SWITZERLAND: The country’s second largest railway has an overly complex accounting process which needs improvement, according to an investigation of flawed reporting for public funding by BLS which was published by the Federal Audit Office on September 3.

Following the publication of the report, BLS announced that CEO Bernard Guillelmon would be stepping down, and ‘leaving it to his successor to implement the measures already introduced by him and the management team’.

Public subsidies account for 40% of BLS’s turnover of around SFr1·1bn, with the federal government and cantons paying SFr190m/year to reimburse the operator for the costs of providing regional transport services which are not covered by ticket revenue.

On February 28 BLS announced that for several years it had failed to budget for the sale of Half-Fare travelcards in the Libero fare network and thus had received excessive reimbursements.

Federal audit office EFK found that the money had remained within the public transport sector as intended; all takings were correctly listed in the respective annual financial statement; no dividends were paid out and there was no personal financial gain.

‘Complex’ funding system

BLS also commissioned an independent audit from PwC. The operator said that as part of a cautious approach to management, it has tended to over-estimate expected costs and underestimate expected revenue within a ‘complex’ funding system which features a lag of several years between planning and performance.

PwC found that BLS management had been informed in spring 2017 that the indicated Half-Fare takings were not being budgeted for, and management had accepted this as a form of commercial risk minimisation.

The BLS board issued an annual profit target of SFr25m to SFr30m between 2011 and 2018. It generates the majority of its turnover through regional transport, and board and management had focused on reducing costs. PwC identified ‘conflicting goals with regard to the board of directors’ profit targets and BLS’ business activities’, BLS said.


The EFK report found that the accounting processes were highly complex and opaque.

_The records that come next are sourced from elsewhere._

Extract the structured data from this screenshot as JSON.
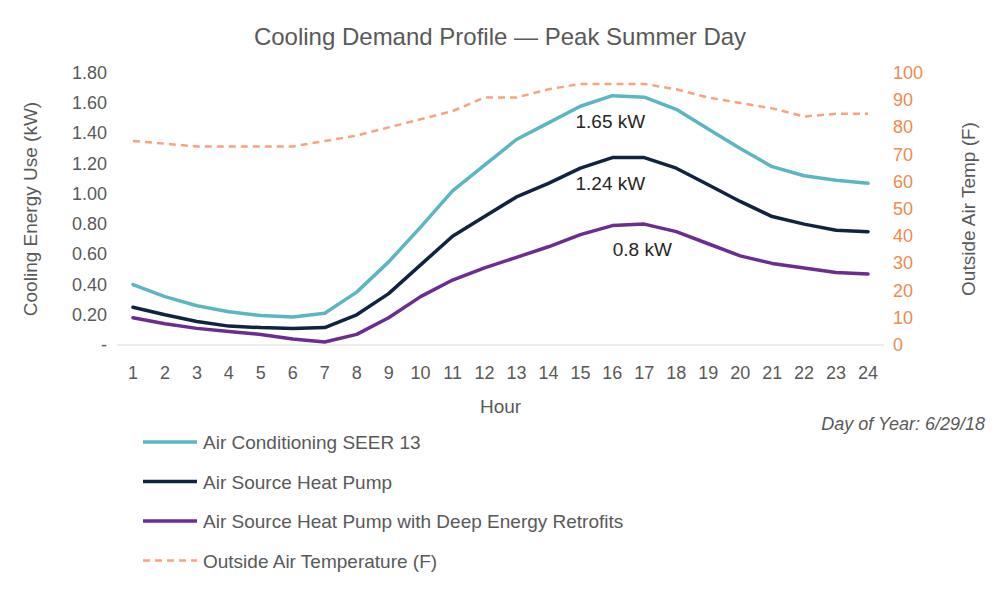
{
  "chart_data": {
    "type": "line",
    "title": "Cooling Demand Profile — Peak Summer Day",
    "x_label": "Hour",
    "y_label": "Cooling Energy Use (kW)",
    "y2_label": "Outside Air Temp (F)",
    "x": [
      1,
      2,
      3,
      4,
      5,
      6,
      7,
      8,
      9,
      10,
      11,
      12,
      13,
      14,
      15,
      16,
      17,
      18,
      19,
      20,
      21,
      22,
      23,
      24
    ],
    "xlim": [
      0.5,
      24.5
    ],
    "xticks": [
      1,
      2,
      3,
      4,
      5,
      6,
      7,
      8,
      9,
      10,
      11,
      12,
      13,
      14,
      15,
      16,
      17,
      18,
      19,
      20,
      21,
      22,
      23,
      24
    ],
    "ylim": [
      0,
      1.8
    ],
    "yticks": [
      {
        "value": 0,
        "label": "-"
      },
      {
        "value": 0.2,
        "label": "0.20"
      },
      {
        "value": 0.4,
        "label": "0.40"
      },
      {
        "value": 0.6,
        "label": "0.60"
      },
      {
        "value": 0.8,
        "label": "0.80"
      },
      {
        "value": 1.0,
        "label": "1.00"
      },
      {
        "value": 1.2,
        "label": "1.20"
      },
      {
        "value": 1.4,
        "label": "1.40"
      },
      {
        "value": 1.6,
        "label": "1.60"
      },
      {
        "value": 1.8,
        "label": "1.80"
      }
    ],
    "y2lim": [
      0,
      100
    ],
    "y2ticks": [
      0,
      10,
      20,
      30,
      40,
      50,
      60,
      70,
      80,
      90,
      100
    ],
    "grid": false,
    "legend": "bottom-left",
    "series": [
      {
        "name": "Air Conditioning SEER 13",
        "color": "#5bb6c2",
        "line_style": "solid",
        "values": [
          0.4,
          0.32,
          0.26,
          0.22,
          0.195,
          0.185,
          0.21,
          0.35,
          0.55,
          0.78,
          1.02,
          1.19,
          1.36,
          1.47,
          1.58,
          1.65,
          1.64,
          1.56,
          1.43,
          1.3,
          1.18,
          1.12,
          1.09,
          1.07
        ]
      },
      {
        "name": "Air Source Heat Pump",
        "color": "#10243f",
        "line_style": "solid",
        "values": [
          0.25,
          0.2,
          0.155,
          0.125,
          0.115,
          0.11,
          0.115,
          0.2,
          0.34,
          0.53,
          0.72,
          0.85,
          0.98,
          1.07,
          1.17,
          1.24,
          1.24,
          1.17,
          1.06,
          0.95,
          0.85,
          0.8,
          0.76,
          0.75
        ]
      },
      {
        "name": "Air Source Heat Pump with Deep Energy Retrofits",
        "color": "#6b2d90",
        "line_style": "solid",
        "values": [
          0.18,
          0.14,
          0.11,
          0.09,
          0.07,
          0.04,
          0.02,
          0.07,
          0.18,
          0.32,
          0.43,
          0.51,
          0.58,
          0.65,
          0.73,
          0.79,
          0.8,
          0.75,
          0.67,
          0.59,
          0.54,
          0.51,
          0.48,
          0.47
        ]
      },
      {
        "name": "Outside Air Temperature (F)",
        "color": "#f6a37e",
        "line_style": "dashed",
        "axis": "y2",
        "values": [
          75,
          74,
          73,
          73,
          73,
          73,
          75,
          77,
          80,
          83,
          86,
          91,
          91,
          94,
          96,
          96,
          96,
          94,
          91,
          89,
          87,
          84,
          85,
          85
        ]
      }
    ],
    "annotations": [
      "1.65 kW",
      "1.24 kW",
      "0.8 kW",
      "Day of Year: 6/29/18"
    ]
  }
}
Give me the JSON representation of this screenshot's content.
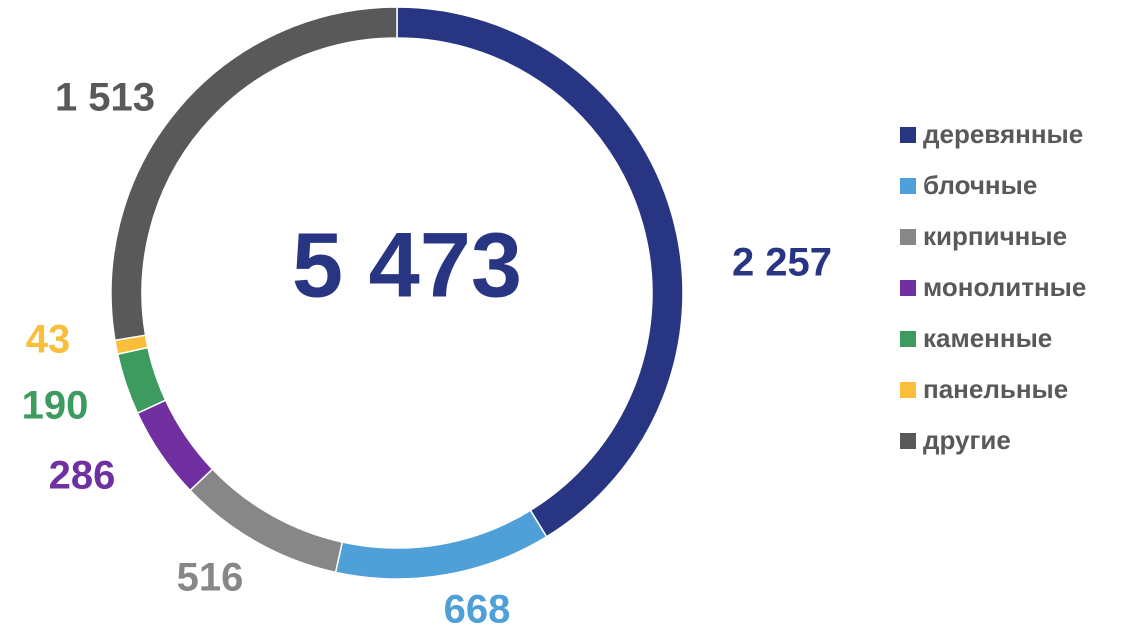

It said the operating accounting system must ensure that subsidies are determined in a comprehensible and economically correct manner in accordance with subsidy law. There is a disagreement between EFK and BLS regarding the eligibility of expenses under subsidy law, for example for internal group services with profit mark-ups, and EFK said any doubts must be ‘proactively and definitively dispelled’.

BLS said its management team has made it a top priority to establish the facts and clarify the unresolved issues. It had now begun a complete revision of its regional transport bidding process, a redesign of control processes and IT improvements.

CEO Bernard Guillelmon saw the publication of the EFK report ‘as the right time to entrust someone else with the implementation of the measures for improvement that he has helped to introduce’, which would require ‘a CEO with a different profile’.

The board has appointed Dirk Stahl as interim CEO, taking over from Guillelmon at the end of October. He currently manages BLS Cargo, and has been deputy CEO of BLS AG since 2010.